Acute maxillary sinusitis due to Haemophilus influenzae, Moraxella catarrhalis, or Streptococcus pneumoniae.

Acute bacterial exacerbation of chronic bronchitis due to Haemophilus influenzae, Haemophilus parainfluenzae, Moraxella catarrhalis, or Streptococcus pneumoniae.

Community-Acquired Pneumonia due to Haemophilus influenzae, Mycoplasma pneumoniae, Streptococcus pneumoniae, or Chlamydophila pneumoniae (TWAR).

Uncomplicated skin and skin structure infections due to Staphylococcus aureus, or Streptococcus pyogenes (Abscesses usually require surgical drainage).

Disseminated mycobacterial infections due to Mycobacterium avium, or Mycobacterium intracellulare.

Clarithromycin tablets USP in combination with amoxicillin and lansoprazole or omeprazole delayed-release capsules, as triple therapy, are indicated for the treatment of patients with Helicobacter pylori infection and duodenal ulcer disease (active or five-year history of duodenal ulcer) to eradicate H. pylori.

Clarithromycin tablets USP in combination with omeprazole capsules or ranitidine bismuth citrate tablets are also indicated for the treatment of patients with an active duodenal ulcer associated with H. pylori infection. However, regimens which contain clarithromycin as the single antimicrobial agent are more likely to be associated with the development of clarithromycin resistance among patients who fail therapy.
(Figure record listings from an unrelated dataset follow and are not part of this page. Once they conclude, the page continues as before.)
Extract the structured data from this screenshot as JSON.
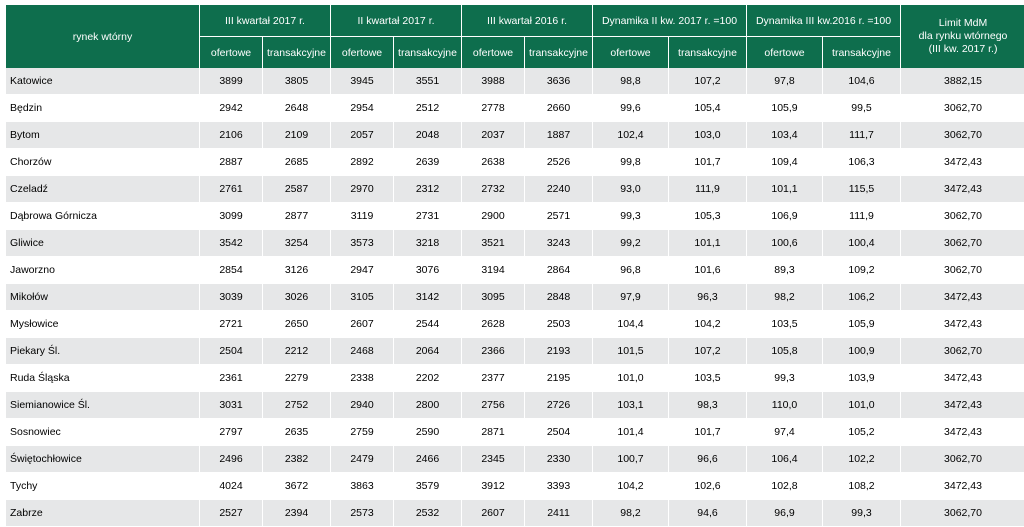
{
  "header": {
    "row_label": "rynek wtórny",
    "groups": [
      "III kwartał 2017 r.",
      "II kwartał 2017 r.",
      "III kwartał 2016 r.",
      "Dynamika II kw. 2017 r. =100",
      "Dynamika III kw.2016 r. =100"
    ],
    "limit_lines": [
      "Limit MdM",
      "dla rynku wtórnego",
      "(III kw. 2017 r.)"
    ],
    "sub": [
      "ofertowe",
      "transakcyjne"
    ]
  },
  "rows": [
    {
      "city": "Katowice",
      "v": [
        "3899",
        "3805",
        "3945",
        "3551",
        "3988",
        "3636",
        "98,8",
        "107,2",
        "97,8",
        "104,6",
        "3882,15"
      ]
    },
    {
      "city": "Będzin",
      "v": [
        "2942",
        "2648",
        "2954",
        "2512",
        "2778",
        "2660",
        "99,6",
        "105,4",
        "105,9",
        "99,5",
        "3062,70"
      ]
    },
    {
      "city": "Bytom",
      "v": [
        "2106",
        "2109",
        "2057",
        "2048",
        "2037",
        "1887",
        "102,4",
        "103,0",
        "103,4",
        "111,7",
        "3062,70"
      ]
    },
    {
      "city": "Chorzów",
      "v": [
        "2887",
        "2685",
        "2892",
        "2639",
        "2638",
        "2526",
        "99,8",
        "101,7",
        "109,4",
        "106,3",
        "3472,43"
      ]
    },
    {
      "city": "Czeladź",
      "v": [
        "2761",
        "2587",
        "2970",
        "2312",
        "2732",
        "2240",
        "93,0",
        "111,9",
        "101,1",
        "115,5",
        "3472,43"
      ]
    },
    {
      "city": "Dąbrowa Górnicza",
      "v": [
        "3099",
        "2877",
        "3119",
        "2731",
        "2900",
        "2571",
        "99,3",
        "105,3",
        "106,9",
        "111,9",
        "3062,70"
      ]
    },
    {
      "city": "Gliwice",
      "v": [
        "3542",
        "3254",
        "3573",
        "3218",
        "3521",
        "3243",
        "99,2",
        "101,1",
        "100,6",
        "100,4",
        "3062,70"
      ]
    },
    {
      "city": "Jaworzno",
      "v": [
        "2854",
        "3126",
        "2947",
        "3076",
        "3194",
        "2864",
        "96,8",
        "101,6",
        "89,3",
        "109,2",
        "3062,70"
      ]
    },
    {
      "city": "Mikołów",
      "v": [
        "3039",
        "3026",
        "3105",
        "3142",
        "3095",
        "2848",
        "97,9",
        "96,3",
        "98,2",
        "106,2",
        "3472,43"
      ]
    },
    {
      "city": "Mysłowice",
      "v": [
        "2721",
        "2650",
        "2607",
        "2544",
        "2628",
        "2503",
        "104,4",
        "104,2",
        "103,5",
        "105,9",
        "3472,43"
      ]
    },
    {
      "city": "Piekary Śl.",
      "v": [
        "2504",
        "2212",
        "2468",
        "2064",
        "2366",
        "2193",
        "101,5",
        "107,2",
        "105,8",
        "100,9",
        "3062,70"
      ]
    },
    {
      "city": "Ruda Śląska",
      "v": [
        "2361",
        "2279",
        "2338",
        "2202",
        "2377",
        "2195",
        "101,0",
        "103,5",
        "99,3",
        "103,9",
        "3472,43"
      ]
    },
    {
      "city": "Siemianowice Śl.",
      "v": [
        "3031",
        "2752",
        "2940",
        "2800",
        "2756",
        "2726",
        "103,1",
        "98,3",
        "110,0",
        "101,0",
        "3472,43"
      ]
    },
    {
      "city": "Sosnowiec",
      "v": [
        "2797",
        "2635",
        "2759",
        "2590",
        "2871",
        "2504",
        "101,4",
        "101,7",
        "97,4",
        "105,2",
        "3472,43"
      ]
    },
    {
      "city": "Świętochłowice",
      "v": [
        "2496",
        "2382",
        "2479",
        "2466",
        "2345",
        "2330",
        "100,7",
        "96,6",
        "106,4",
        "102,2",
        "3062,70"
      ]
    },
    {
      "city": "Tychy",
      "v": [
        "4024",
        "3672",
        "3863",
        "3579",
        "3912",
        "3393",
        "104,2",
        "102,6",
        "102,8",
        "108,2",
        "3472,43"
      ]
    },
    {
      "city": "Zabrze",
      "v": [
        "2527",
        "2394",
        "2573",
        "2532",
        "2607",
        "2411",
        "98,2",
        "94,6",
        "96,9",
        "99,3",
        "3062,70"
      ]
    }
  ]
}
Clarithromycin-containing regimens should not be used in patients with known or suspected clarithromycin resistant isolates because the efficacy of treatment is reduced in this setting.
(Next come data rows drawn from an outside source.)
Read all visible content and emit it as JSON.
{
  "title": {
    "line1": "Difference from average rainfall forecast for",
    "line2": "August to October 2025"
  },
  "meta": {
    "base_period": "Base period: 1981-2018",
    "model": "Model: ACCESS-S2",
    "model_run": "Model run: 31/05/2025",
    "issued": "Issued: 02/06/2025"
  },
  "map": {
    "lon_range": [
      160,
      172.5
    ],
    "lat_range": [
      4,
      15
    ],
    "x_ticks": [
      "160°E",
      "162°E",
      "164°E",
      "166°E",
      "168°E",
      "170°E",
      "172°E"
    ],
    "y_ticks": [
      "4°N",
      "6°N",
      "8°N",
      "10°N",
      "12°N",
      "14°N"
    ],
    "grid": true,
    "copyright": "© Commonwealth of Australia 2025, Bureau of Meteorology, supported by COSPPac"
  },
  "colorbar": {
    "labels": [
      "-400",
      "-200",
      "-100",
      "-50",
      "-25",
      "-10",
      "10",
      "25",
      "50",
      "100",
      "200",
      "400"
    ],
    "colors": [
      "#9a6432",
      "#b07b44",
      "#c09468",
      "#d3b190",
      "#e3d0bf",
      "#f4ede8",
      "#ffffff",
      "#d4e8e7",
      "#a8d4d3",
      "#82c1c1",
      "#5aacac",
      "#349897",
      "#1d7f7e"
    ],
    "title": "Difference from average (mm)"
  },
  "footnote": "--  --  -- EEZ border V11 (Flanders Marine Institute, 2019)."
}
In patients who fail therapy, susceptibility testing should be done if possible. If resistance to clarithromycin is demonstrated, a non-clarithromycin-containing therapy is recommended (for information on development of resistance see Microbiology section). The eradication of H. pylori has been demonstrated to reduce the risk of duodenal ulcer recurrence.

Pharyngitis/Tonsillitis due to Streptococcus pyogenes.

Community-Acquired Pneumonia due to Mycoplasma pneumoniae, Streptococcus pneumoniae, or Chlamydophila pneumoniae (TWAR)

Acute maxillary sinusitis due to Haemophilus influenzae, Moraxella catarrhalis, or Streptococcus pneumoniae

Acute otitis media due to Haemophilus influenzae, Moraxella catarrhalis, or Streptococcus pneumoniae

NOTE: For information on otitis media, see CLINICAL STUDIES, Otitis Media.

Uncomplicated skin and skin structure infections due to Staphylococcus aureus, or Streptococcus pyogenes (Abscesses usually require surgical drainage.)

Disseminated mycobacterial infections due to Mycobacterium avium, or Mycobacterium intracellulare

Clarithromycin tablets USP are indicated for the prevention of disseminated Mycobacterium avium complex (MAC) disease in patients with advanced HIV infection.

To reduce the development of drug-resistant bacteria and maintain the effectiveness of clarithromycin and other antibacterial drugs, clarithromycin should be used only to treat or prevent infections that are proven or strongly suspected to be caused by susceptible bacteria. When culture and susceptibility information are available, they should be considered in selecting or modifying antibacterial therapy. In the absence of such data, local epidemiology and susceptibility patterns may contribute to the empiric selection of therapy.